The model list is subject to change during the Private Beta as we adjust and expand our infrastructure. Run
prime rl models for the most up-to-date list.Available Models
| Model | Parameters | Architecture | Notes |
|---|---|---|---|
meta-llama/Llama-3.2-1B-Instruct | 1B | Dense | Smallest option, good for rapid prototyping |
HuggingFaceTB/SmolLM3-3B | 3B | Dense | Compact model for lightweight tasks |
PrimeIntellect/Qwen3-0.6B-Reverse-Text-SFT | 0.6B | Dense | Example SFT model for testing |
Qwen/Qwen3-4B-Instruct-2507 | 4B | Dense | Recommended for validation runs |
Qwen/Qwen3-4B-Thinking-2507 | 4B | Dense | Thinking variant with chain-of-thought |
Qwen/Qwen3-30B-A3B-Instruct-2507 | 30B (3B active) | MoE | Recommended for experimentation |
Qwen/Qwen3-30B-A3B-Thinking-2507 | 30B (3B active) | MoE | Thinking variant |
Qwen/Qwen3-235B-A22B-Instruct-2507 | 235B (22B active) | MoE | Production scale |
Qwen/Qwen3-235B-A22B-Thinking-2507 | 235B (22B active) | MoE | Thinking variant |
PrimeIntellect/INTELLECT-3 | 106B (12B active) | MoE | Prime Intellect’s own open-source model |
arcee-ai/Trinity-Mini | — | — | Arcee’s Trinity model |
Pricing
Models are currently free to use with rate limits during the Private Beta.

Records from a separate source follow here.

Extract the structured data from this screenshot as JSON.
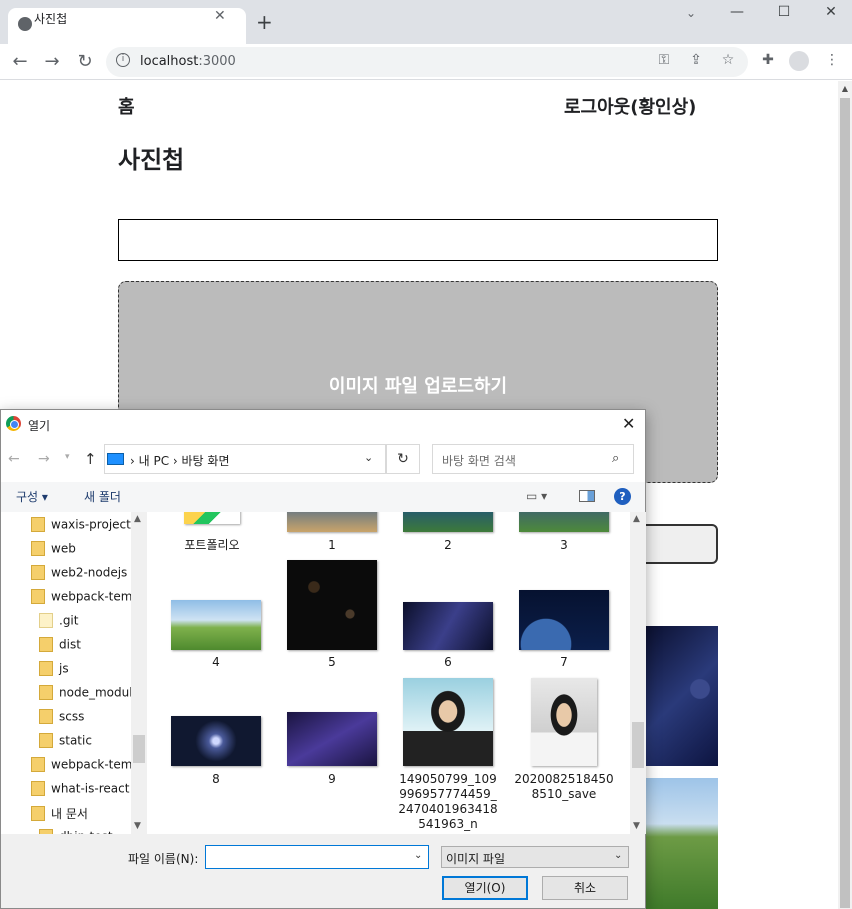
{
  "browser": {
    "tab_title": "사진첩",
    "tab_close": "✕",
    "new_tab": "+",
    "url_host": "localhost",
    "url_port": ":3000",
    "icons": [
      "globe-icon",
      "back-arrow-icon",
      "forward-arrow-icon",
      "reload-icon",
      "info-icon",
      "key-icon",
      "share-icon",
      "star-icon",
      "extensions-icon",
      "profile-icon",
      "menu-icon"
    ]
  },
  "page": {
    "nav_home": "홈",
    "nav_logout": "로그아웃(황인상)",
    "title": "사진첩",
    "upload_label": "이미지 파일 업로드하기"
  },
  "dialog": {
    "title": "열기",
    "breadcrumb": "›  내 PC  ›  바탕 화면",
    "search_placeholder": "바탕 화면 검색",
    "organize": "구성 ▾",
    "new_folder": "새 폴더",
    "tree": [
      {
        "label": "waxis-project",
        "indent": false,
        "light": false
      },
      {
        "label": "web",
        "indent": false,
        "light": false
      },
      {
        "label": "web2-nodejs",
        "indent": false,
        "light": false
      },
      {
        "label": "webpack-temp",
        "indent": false,
        "light": false
      },
      {
        "label": ".git",
        "indent": true,
        "light": true
      },
      {
        "label": "dist",
        "indent": true,
        "light": false
      },
      {
        "label": "js",
        "indent": true,
        "light": false
      },
      {
        "label": "node_module",
        "indent": true,
        "light": false
      },
      {
        "label": "scss",
        "indent": true,
        "light": false
      },
      {
        "label": "static",
        "indent": true,
        "light": false
      },
      {
        "label": "webpack-temp",
        "indent": false,
        "light": false
      },
      {
        "label": "what-is-react",
        "indent": false,
        "light": false
      },
      {
        "label": "내 문서",
        "indent": false,
        "light": false
      },
      {
        "label": "dbin-test",
        "indent": true,
        "light": false
      }
    ],
    "files": [
      {
        "name": "포트폴리오"
      },
      {
        "name": "1"
      },
      {
        "name": "2"
      },
      {
        "name": "3"
      },
      {
        "name": "4"
      },
      {
        "name": "5"
      },
      {
        "name": "6"
      },
      {
        "name": "7"
      },
      {
        "name": "8"
      },
      {
        "name": "9"
      },
      {
        "name": "149050799_109\n996957774459_\n2470401963418\n541963_n"
      },
      {
        "name": "2020082518450\n8510_save"
      }
    ],
    "filename_label": "파일 이름(N):",
    "filename_value": "",
    "filetype": "이미지 파일",
    "open_button": "열기(O)",
    "cancel_button": "취소"
  }
}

Paid usage will be enabled in the near future. Pricing will be per million tokens, billed separately for input, output, and training tokens. Prefix cache hits receive automatically-applied discounts.Choosing a Model
For Validation and Debugging
Start with a small, fast model to verify your environment and config work correctly before committing compute to a larger run. Recommended:Qwen/Qwen3-4B-Instruct-2507 or meta-llama/Llama-3.2-1B-Instruct
For Experimentation
MoE models with small active parameter counts give strong performance per token. Recommended:Qwen/Qwen3-30B-A3B-Instruct-2507
For Production Training
For serious training runs where you want the strongest possible results, use the larger MoE models. Recommended:Qwen/Qwen3-235B-A22B-Instruct-2507 or PrimeIntellect/INTELLECT-3
Instruct vs. Thinking Variants
Models with-Thinking in the name are trained for extended chain-of-thought reasoning. They tend to produce longer outputs with explicit reasoning steps, which can be beneficial for tasks that require multi-step problem solving (math, code, logic). However, they also consume more tokens per response.
Use Instruct variants for tasks where concise responses are preferred or where the task is straightforward. Use Thinking variants for tasks that benefit from extended reasoning, such as math questions or complex coding problems.